Modern marketing defined as a global strategy built around a product (publicity being only one element of this strategy) was developed in the 1920s in the United States and progressively spread through Europe.
The Object Poster was perfectly suited to this type of marketing. It quickly conquered sponsors to the point of becoming the principal style of Swiss product posters during and immediately after the Second World War. For example, the poster designed in 1923 by Otto Baumberger (1889 –1961) for the retailer PKZ was a life-size drawing of a woollen coat with a PKZ label with the word “quality” as the only inscription. Another poster, by this same artist, created prior to the PKZ poster, shows a hat associated only to the name and address of the hat maker. The advertising message was simple, hat = Bauman just as coat = PKZ = quality.

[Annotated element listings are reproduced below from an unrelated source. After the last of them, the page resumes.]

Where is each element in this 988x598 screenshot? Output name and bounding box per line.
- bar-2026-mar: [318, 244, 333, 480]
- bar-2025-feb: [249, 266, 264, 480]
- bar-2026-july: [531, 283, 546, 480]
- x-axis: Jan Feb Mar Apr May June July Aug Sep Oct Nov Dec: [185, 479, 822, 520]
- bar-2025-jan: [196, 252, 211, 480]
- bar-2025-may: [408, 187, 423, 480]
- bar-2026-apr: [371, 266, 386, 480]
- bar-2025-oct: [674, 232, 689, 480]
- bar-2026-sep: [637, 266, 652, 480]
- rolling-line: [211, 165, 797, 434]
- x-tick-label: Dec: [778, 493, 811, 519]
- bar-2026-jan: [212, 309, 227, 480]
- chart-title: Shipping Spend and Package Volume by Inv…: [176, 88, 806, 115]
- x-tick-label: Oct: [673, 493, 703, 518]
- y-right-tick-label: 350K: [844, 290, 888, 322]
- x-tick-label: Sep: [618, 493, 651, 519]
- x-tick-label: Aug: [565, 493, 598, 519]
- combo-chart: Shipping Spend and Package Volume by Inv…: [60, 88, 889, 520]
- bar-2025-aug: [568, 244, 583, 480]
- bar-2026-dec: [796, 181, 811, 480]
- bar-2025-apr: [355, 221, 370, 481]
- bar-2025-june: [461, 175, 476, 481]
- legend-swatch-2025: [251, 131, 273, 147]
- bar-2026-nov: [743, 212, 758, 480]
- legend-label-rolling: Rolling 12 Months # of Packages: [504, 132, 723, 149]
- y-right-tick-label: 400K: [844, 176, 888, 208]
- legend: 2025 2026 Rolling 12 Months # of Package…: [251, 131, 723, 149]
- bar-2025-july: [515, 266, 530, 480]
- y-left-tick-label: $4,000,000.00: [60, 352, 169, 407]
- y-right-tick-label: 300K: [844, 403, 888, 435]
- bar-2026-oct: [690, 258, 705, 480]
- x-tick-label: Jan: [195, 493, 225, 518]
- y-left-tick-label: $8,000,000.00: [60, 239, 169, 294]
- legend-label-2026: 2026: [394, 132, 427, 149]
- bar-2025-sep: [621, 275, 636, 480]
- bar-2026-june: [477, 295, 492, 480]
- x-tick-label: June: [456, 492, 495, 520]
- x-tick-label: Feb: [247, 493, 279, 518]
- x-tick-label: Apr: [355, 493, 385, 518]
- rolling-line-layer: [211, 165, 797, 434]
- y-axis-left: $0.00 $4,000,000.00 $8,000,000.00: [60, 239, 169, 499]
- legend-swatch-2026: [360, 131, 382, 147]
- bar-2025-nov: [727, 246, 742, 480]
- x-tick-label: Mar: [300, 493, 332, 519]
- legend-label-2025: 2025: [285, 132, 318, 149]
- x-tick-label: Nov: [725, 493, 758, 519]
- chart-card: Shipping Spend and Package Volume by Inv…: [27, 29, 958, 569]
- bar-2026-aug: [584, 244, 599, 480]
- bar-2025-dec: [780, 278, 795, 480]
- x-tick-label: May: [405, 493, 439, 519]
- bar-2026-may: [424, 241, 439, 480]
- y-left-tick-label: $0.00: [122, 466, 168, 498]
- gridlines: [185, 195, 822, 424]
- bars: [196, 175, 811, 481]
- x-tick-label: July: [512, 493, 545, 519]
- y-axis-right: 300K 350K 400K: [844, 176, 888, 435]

The idea was to guide the consumer towards these retailers when it was time to buy. These posters also had the great advantage of being understood by everyone, eliminating the need for costly translation in all national languages. If sponsors requested this, a single poster could be designed for the whole of Switzerland.

The “Neue Sachlichkeit”

Stoecklin Niklaus, Non au vote des femmes, 1920, Lithographie, 127 x 90 cm
Stoecklin Niklaus, Non au vote des femmes, 1920, Lithographie, 127 x 90 cm

The Object Poster owed a lot to the New Objectivity movement (Neue Sachlichkeit). In Germany, after the defeat in the First World War, this movement came about in reaction to Expressionism and advocated the return to realism and to every day life. This movement had neither programme nor manifesto but adherents believed they had a social role to play as they sought to represent reality without artifice or sentiment. They wished to mirror society in order to show its state of desolation and corruption so that it could improve itself. As for composition, it was as simple, realist and objective as possible in order to efficiently convey its message. There were two undercurrents within the New Objectivity movement: the first sought to demonstrate the harshness of urban life while the second, known as magic realism, tried to illustrate every day life by adding a touch of magic in its representation through the use of colours, perspectives, lines and forms.

Niklaus Stoecklin (1896-1982) was the principal Swiss figurehead of the movement. He tried to apply the precepts of objectivity of representation and social questioning in the Object Poster.
While teaching at the Schule für Gestaltung of Basel, he transmitted his ideas and had considerable influence on the new generation of graphic artists. Among them, Herbert Leupin (1920-1999) and Donald Brun (1909 –1999) soon became the emblems of the style to which they added their own brand of humour and mischief. These artists attempted to reveal the beauty of every day objects by elevating them to the level of icons and by selling a brand or an idea through a visual metaphor. This style, which left a deep imprint in Switzerland and around the world, corresponds to the last period in the evolution of lithographed posters. After this, offset printing replaced lithographic printing, producing works less dependant on colour processes but also not as luminous.